Ann was diagnosed with pancreatic cancer earlier this year. She never liked going to doctors but ended up caring deeply for her doctors, Drs. Carinder, McCormick, Saux, Suarez, Groves, Seicshnaydre, Ehrensing, Bobrowski, and Torcson. Her hospital room was party central and the place to be. Ann’s illness turned out to be an incredible gift to her family and friends. Her room was always full of laughter, love and joy. Personally I’m not one for large group gatherings, but I loved going to see her in the hospital and at her parents’ house, where her mother would tell fabulous stories and I met old and new, all wonderful people who have enriched my life.
Whenever Ann called she would say, “Hi, this is Ann O’Brien,” as if her thin shaky voice and caller ID didn’t give her away.
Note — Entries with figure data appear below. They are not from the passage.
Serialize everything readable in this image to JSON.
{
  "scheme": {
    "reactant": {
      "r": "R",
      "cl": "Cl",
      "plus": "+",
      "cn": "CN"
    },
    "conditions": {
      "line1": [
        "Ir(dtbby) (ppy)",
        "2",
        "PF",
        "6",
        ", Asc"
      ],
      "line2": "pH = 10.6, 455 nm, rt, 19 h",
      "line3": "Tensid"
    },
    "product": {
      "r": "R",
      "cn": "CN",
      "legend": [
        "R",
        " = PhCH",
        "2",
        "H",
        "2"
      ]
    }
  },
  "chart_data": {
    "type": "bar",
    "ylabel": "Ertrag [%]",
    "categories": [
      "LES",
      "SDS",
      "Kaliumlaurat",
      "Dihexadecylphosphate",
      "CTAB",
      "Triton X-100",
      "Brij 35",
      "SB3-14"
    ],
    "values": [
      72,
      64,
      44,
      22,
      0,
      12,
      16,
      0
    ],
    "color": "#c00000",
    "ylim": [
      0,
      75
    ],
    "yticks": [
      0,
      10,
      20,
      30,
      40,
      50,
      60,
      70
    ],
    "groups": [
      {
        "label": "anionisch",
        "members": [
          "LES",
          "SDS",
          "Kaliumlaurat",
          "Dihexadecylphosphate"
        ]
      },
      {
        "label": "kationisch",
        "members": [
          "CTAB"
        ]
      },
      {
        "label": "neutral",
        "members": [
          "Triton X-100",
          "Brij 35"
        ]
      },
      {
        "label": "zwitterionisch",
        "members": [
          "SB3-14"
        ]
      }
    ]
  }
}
She didn’t like change, so dying is a major step for her. She laughed easily, could talk about anything to anyone and her only fault was that she never talked ugly about anyone. She is the epitome of a gentle soul even when she got mad at John Preble, which to know him is to get mad at him. She was kind and generous and we are still expecting great things from her.
Ann treasured the trees on her property in Abita Springs. She would often give us plants and trees and office supplies for Christmas gifts. Hurricane Katrina took most of her trees in Abita. Maybe she went to be with them. Many of us will think of Ann when we see camellias, azaleas, and trees.
One consolation of dying young is having a large funeral, and anyone who could figure out a way to sell tickets to Ann’s would be set up for life. John Hodge had a dream at the moment Ann died. Ann was driving a truck in Mexico then riding a bicycle with flowing skirts. He kept thinking, “doesn’t anyone know she is sick?” She fell off her bicycle and everyone “tackled” her with love. When it’s your turn to go, be sure to look for Ann if she’s not already at the entrance waiting for you. My only regret is that Ann didn’t have a goofy nickname.
Please feel free to send flowers, plants, or trees, or send donations in Ann’s memory to the Leonard C. Thomas Hematology and Oncology Specialists Foundation, 339 Starburst Circle, Covington, LA 70433, (985) 892-9090.
Relatives, friends and total strangers are invited to attend the Memorial Mass at St. Benedict Catholic Church, 20307 Smith Road, Covington, LA 70435, at 11:00 a.m. on Monday, July 3, 2006. E.J. Fielding & Sons is in charge of arrangements.
…”she was kind and generous and we are still expecting good things from her.”